Car-GS: Addressing Reflective and Transparent Surface Challenges in 3D Car Reconstruction

*DeepRoute.AI  

Abstract

3D car modeling is crucial for applications in autonomous driving systems, virtual and augmented reality, and gaming. However, due to the distinctive properties of cars, such as highly reflective and transparent surface materials, existing methods often face challenges in accurately reconstructing 3D models. To address these limitations, we propose Car-GS, a novel approach designed to mitigate the effects of specular highlights and the coupling of RGB and geometry in 3D geometric and shading reconstruction (3DGS). Our method incorporates three key innovations: First, we introduce view-dependent Gaussian primitives to effectively model surface reflections. Second, we identify the limitations of using a shared opacity parameter for both image rendering and geometric attributes when modeling transparent objects. To overcome this, we assign a learnable geometry-specific opacity to each 2D Gaussian primitive, dedicated solely to rendering depth and normals. Third, we observe that reconstruction errors are most prominent when the camera view is nearly orthogonal to glass surfaces. To address this issue, we develop a quality-aware supervision module that adaptively leverages normal priors from a pre-trained large-scale normal model.
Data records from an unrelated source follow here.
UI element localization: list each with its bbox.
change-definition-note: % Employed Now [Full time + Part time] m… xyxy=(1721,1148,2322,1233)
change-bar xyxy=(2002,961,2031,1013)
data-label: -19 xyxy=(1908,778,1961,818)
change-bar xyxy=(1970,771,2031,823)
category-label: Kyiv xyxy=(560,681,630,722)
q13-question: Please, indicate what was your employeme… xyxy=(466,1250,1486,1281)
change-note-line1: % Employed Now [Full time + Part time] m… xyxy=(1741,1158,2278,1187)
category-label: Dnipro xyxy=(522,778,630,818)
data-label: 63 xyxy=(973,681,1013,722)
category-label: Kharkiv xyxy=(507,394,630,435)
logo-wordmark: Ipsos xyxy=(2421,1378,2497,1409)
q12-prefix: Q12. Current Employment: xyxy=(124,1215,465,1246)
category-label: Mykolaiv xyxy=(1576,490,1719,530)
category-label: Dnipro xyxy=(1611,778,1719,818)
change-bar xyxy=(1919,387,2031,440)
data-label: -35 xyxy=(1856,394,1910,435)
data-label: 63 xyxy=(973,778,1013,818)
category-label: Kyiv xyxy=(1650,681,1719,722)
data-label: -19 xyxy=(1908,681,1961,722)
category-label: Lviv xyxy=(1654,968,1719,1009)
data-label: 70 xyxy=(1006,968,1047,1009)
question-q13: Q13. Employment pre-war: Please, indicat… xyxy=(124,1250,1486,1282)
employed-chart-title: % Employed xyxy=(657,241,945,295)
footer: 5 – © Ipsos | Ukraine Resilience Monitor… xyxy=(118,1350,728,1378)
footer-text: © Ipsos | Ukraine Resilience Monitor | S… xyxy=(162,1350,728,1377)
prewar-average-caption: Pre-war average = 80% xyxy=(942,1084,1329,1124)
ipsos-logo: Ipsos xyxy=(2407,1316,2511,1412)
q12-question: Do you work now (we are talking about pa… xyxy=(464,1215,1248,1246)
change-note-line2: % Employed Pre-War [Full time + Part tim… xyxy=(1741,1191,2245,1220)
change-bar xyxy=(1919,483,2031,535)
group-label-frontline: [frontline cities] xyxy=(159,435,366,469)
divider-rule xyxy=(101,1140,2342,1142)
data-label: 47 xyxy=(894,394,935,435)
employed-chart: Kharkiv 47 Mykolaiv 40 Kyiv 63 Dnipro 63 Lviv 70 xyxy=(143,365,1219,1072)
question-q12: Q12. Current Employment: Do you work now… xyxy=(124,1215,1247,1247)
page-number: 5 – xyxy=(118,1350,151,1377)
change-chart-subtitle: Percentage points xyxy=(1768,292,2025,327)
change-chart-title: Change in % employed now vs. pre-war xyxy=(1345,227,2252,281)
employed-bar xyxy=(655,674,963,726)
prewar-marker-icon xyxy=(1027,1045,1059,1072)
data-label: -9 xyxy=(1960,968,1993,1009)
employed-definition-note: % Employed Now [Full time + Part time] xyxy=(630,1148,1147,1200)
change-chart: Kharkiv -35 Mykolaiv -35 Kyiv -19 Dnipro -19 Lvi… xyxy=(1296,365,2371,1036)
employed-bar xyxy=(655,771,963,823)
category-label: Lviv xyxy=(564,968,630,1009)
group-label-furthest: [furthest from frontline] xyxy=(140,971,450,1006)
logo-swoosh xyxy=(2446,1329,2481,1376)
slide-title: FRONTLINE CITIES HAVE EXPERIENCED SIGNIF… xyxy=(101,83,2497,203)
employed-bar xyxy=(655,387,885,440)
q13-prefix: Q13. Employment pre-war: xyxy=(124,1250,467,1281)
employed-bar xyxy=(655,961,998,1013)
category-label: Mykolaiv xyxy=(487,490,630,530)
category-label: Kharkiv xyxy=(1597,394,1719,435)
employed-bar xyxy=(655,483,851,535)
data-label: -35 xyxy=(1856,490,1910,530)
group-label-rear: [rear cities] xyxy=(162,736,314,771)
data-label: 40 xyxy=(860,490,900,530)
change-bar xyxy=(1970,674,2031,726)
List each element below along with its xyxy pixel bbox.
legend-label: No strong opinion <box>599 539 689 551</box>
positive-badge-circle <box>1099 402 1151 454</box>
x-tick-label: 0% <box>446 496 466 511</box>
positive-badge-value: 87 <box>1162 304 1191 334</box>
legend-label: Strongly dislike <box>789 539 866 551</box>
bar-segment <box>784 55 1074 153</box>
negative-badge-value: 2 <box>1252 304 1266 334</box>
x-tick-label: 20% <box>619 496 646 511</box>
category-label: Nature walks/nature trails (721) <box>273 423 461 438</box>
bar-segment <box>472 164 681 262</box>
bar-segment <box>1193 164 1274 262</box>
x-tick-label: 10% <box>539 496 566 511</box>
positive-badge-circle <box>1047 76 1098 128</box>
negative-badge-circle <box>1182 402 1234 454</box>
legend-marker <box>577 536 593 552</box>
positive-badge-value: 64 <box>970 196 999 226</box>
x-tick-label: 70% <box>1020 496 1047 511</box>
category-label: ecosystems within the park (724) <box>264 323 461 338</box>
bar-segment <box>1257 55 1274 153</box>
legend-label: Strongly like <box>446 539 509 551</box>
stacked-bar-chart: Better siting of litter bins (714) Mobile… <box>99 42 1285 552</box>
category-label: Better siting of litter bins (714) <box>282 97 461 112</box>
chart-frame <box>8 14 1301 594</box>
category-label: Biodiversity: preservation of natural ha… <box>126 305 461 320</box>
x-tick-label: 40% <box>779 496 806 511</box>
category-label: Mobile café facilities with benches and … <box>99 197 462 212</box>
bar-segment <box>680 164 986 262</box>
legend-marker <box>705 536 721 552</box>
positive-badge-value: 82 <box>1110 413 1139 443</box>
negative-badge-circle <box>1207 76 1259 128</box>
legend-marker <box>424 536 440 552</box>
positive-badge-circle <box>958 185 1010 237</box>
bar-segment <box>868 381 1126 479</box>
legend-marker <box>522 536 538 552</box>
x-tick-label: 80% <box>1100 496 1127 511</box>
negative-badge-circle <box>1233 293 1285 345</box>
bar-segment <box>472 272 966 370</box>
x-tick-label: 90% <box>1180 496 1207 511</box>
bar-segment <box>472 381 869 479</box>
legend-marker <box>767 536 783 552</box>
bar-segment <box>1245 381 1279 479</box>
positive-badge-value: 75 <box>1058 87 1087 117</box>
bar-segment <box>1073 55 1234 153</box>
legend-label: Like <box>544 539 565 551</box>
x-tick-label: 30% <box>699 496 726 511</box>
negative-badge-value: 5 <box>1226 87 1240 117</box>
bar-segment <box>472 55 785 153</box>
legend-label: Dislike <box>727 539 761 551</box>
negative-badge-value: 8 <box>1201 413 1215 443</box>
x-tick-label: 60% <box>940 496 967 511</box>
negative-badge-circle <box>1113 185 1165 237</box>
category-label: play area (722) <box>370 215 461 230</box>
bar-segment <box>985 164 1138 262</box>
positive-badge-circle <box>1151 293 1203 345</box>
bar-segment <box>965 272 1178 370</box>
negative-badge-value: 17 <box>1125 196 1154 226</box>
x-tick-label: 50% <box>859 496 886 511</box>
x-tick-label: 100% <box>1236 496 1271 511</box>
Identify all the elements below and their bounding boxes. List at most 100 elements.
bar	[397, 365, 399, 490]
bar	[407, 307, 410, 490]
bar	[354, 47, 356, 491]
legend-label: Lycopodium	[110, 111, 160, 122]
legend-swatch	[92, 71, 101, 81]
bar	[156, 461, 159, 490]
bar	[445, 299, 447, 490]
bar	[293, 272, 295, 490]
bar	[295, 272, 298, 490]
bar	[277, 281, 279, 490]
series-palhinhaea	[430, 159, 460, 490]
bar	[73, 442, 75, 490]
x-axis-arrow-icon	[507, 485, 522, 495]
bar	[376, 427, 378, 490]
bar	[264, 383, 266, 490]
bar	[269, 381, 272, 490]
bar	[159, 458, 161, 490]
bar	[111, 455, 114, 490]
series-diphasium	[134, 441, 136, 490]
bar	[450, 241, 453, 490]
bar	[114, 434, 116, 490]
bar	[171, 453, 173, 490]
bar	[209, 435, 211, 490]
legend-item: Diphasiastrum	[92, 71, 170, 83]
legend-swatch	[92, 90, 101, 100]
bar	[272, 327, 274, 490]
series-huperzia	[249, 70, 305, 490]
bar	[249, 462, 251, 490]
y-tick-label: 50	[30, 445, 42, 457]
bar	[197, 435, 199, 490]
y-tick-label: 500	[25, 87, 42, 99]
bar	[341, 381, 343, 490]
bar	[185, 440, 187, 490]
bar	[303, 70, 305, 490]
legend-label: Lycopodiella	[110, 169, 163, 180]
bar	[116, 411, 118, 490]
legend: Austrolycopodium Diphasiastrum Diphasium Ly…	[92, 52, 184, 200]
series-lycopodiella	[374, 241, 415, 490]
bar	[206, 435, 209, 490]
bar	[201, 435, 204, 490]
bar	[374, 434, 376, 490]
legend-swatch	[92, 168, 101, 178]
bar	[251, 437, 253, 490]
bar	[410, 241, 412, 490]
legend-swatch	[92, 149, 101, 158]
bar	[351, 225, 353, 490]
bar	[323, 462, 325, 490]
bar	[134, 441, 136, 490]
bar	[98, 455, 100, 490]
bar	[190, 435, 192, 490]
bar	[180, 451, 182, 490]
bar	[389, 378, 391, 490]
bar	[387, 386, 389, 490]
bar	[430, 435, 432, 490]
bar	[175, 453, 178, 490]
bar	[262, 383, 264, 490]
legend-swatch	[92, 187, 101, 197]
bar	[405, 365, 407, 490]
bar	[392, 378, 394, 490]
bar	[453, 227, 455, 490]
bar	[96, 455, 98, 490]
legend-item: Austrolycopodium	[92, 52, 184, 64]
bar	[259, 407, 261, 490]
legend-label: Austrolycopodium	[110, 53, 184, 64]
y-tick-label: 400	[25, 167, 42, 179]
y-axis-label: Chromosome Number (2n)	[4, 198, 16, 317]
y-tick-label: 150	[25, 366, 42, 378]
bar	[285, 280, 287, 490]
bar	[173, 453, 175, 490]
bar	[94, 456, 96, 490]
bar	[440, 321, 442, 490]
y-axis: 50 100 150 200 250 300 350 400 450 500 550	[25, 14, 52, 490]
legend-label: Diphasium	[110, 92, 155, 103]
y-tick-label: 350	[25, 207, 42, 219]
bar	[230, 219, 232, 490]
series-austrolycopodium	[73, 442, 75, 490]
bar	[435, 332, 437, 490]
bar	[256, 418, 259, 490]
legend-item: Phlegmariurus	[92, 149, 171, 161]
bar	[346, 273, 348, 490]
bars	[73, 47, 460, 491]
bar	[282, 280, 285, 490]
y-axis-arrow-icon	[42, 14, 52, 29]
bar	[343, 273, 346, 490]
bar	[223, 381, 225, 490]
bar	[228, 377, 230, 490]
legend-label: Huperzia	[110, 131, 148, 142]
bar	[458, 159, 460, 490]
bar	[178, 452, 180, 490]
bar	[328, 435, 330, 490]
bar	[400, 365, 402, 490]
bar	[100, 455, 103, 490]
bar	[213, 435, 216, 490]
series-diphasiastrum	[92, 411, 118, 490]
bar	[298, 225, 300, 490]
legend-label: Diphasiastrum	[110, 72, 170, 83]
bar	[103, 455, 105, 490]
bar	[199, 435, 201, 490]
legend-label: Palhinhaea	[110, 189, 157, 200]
Experimental results demonstrate that Car-GS achieves precise reconstruction of car surfaces and significantly outperforms prior methods.


Method

Car-GS overview.

We initialize View-Dependent Gaussians (VDG) and View-Shared Gaussians (VSG) using monocular depth estimates aligned with Structure-from-Motion (SFM). VDG models view-specific attributes, while VSG captures shared information. During rendering, a learnable hybrid opacity is applied to RGB images and depth/normal maps. Additionally, a quality-aware supervision module leverages pretrained normal priors to regulate rendered normals, especially in reflective regions.